The fatal accident occurred at an underground coal mine when the worker was overcome by an irrespirable atmosphere, the inspector said in a safety alert.
He had attempted to enter a part of the mine that was being inertised. Inertisation occurs when a sealed section is filled with inert gas to reduce the risk of gas explosions and fires.
To do so, he opened a hatch that had been closed, but was not clearly marked as inaccessible.
“Investigations are only in the preliminary stage, but this tragedy and a number of other incidents in recent times have identified inadequate controls being used for dealing with access to hazardous areas of a mine,” Clough said.
The other incidents involved an ERZ controller entering an area of a mine while it was being inertised with boiler gas; and a senior official and a ventilation officer investigating a fixed gas monitor alarm by walking towards increasing levels of gas while their personal gas monitors were emitting an alarm.

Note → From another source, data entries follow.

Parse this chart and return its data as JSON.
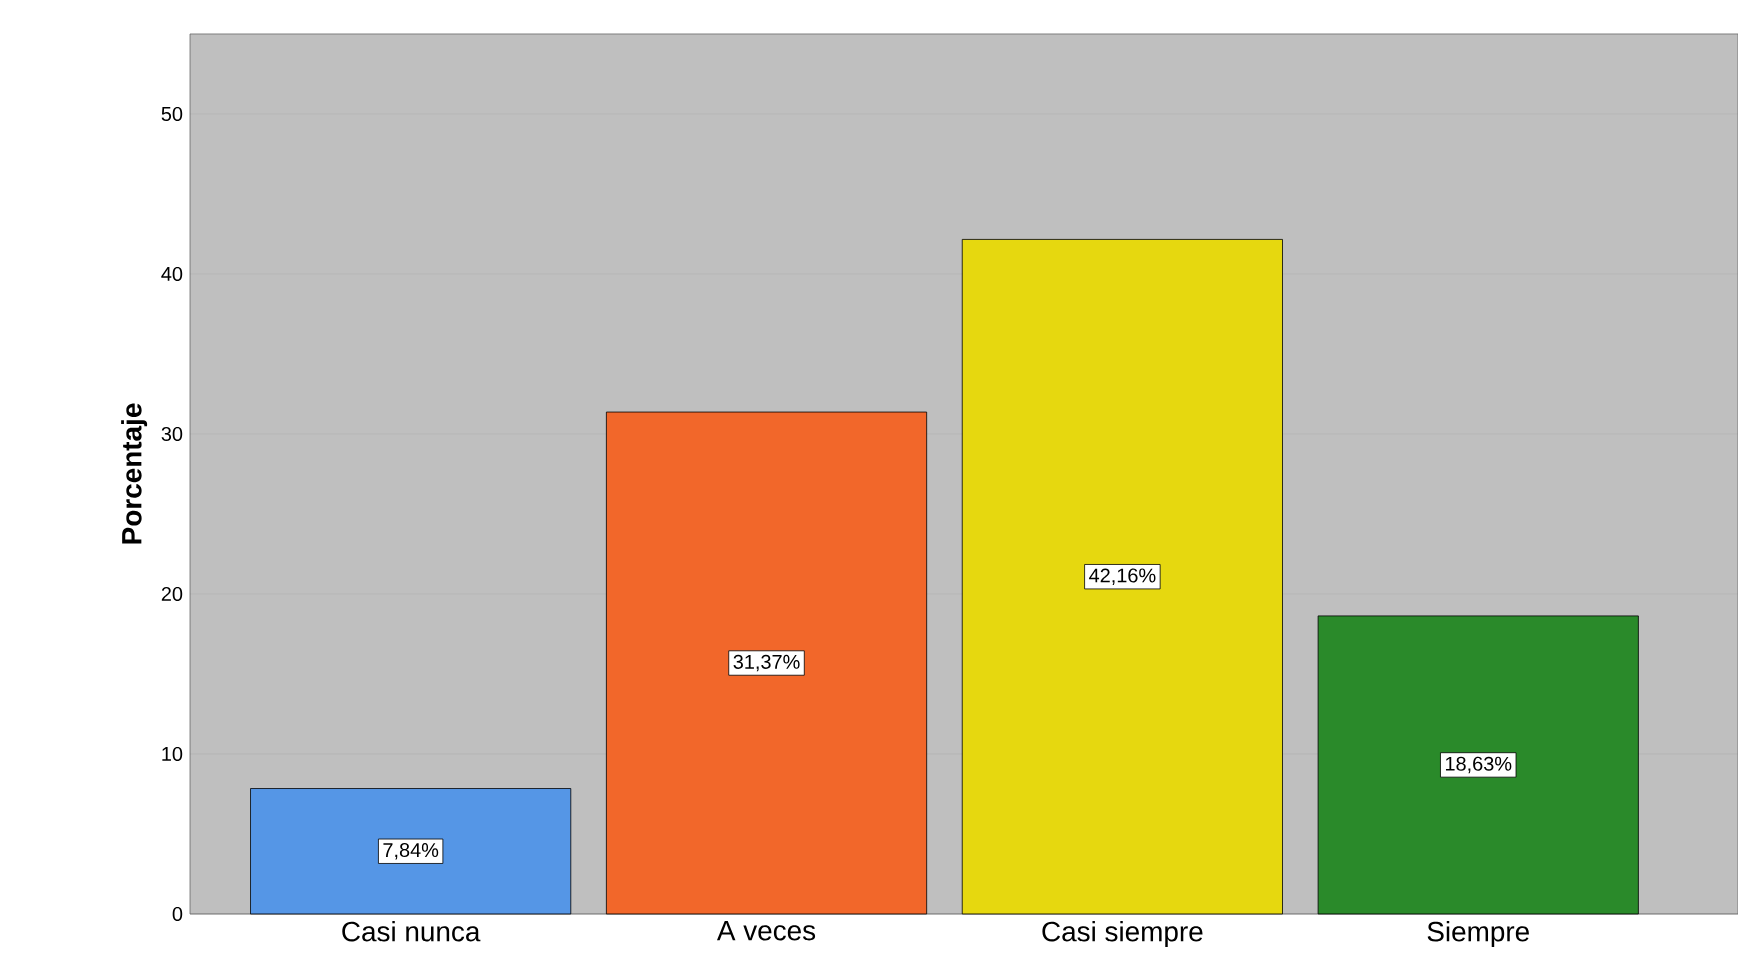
{
  "chart_data": {
    "type": "bar",
    "ylabel": "Porcentaje",
    "categories": [
      "Casi nunca",
      "A veces",
      "Casi siempre",
      "Siempre"
    ],
    "values": [
      7.84,
      31.37,
      42.16,
      18.63
    ],
    "value_labels": [
      "7,84%",
      "31,37%",
      "42,16%",
      "18,63%"
    ],
    "colors": [
      "#5596e6",
      "#f2672a",
      "#e6d80f",
      "#2a8a2a"
    ],
    "ylim": [
      0,
      55
    ],
    "yticks": [
      0,
      10,
      20,
      30,
      40,
      50
    ],
    "grid": "y"
  }
}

Issues that have been identified in these incident investigations include the provision of sufficient and accurate information to people who have to work near these hazardous areas and the need for people to be accompanied when carrying out certain tasks, Clough said.
“It is recommended that each coal mine conduct an audit of all such hazardous areas and ensure that these areas are secured to prevent inadvertent access signposted as to the nature of the hazard and as an area where entry is prohibited accurately depicted on plans and other relevant documents and that this information plus a familiarisation is provided to any person who has to work adjacent to these areas,” he said.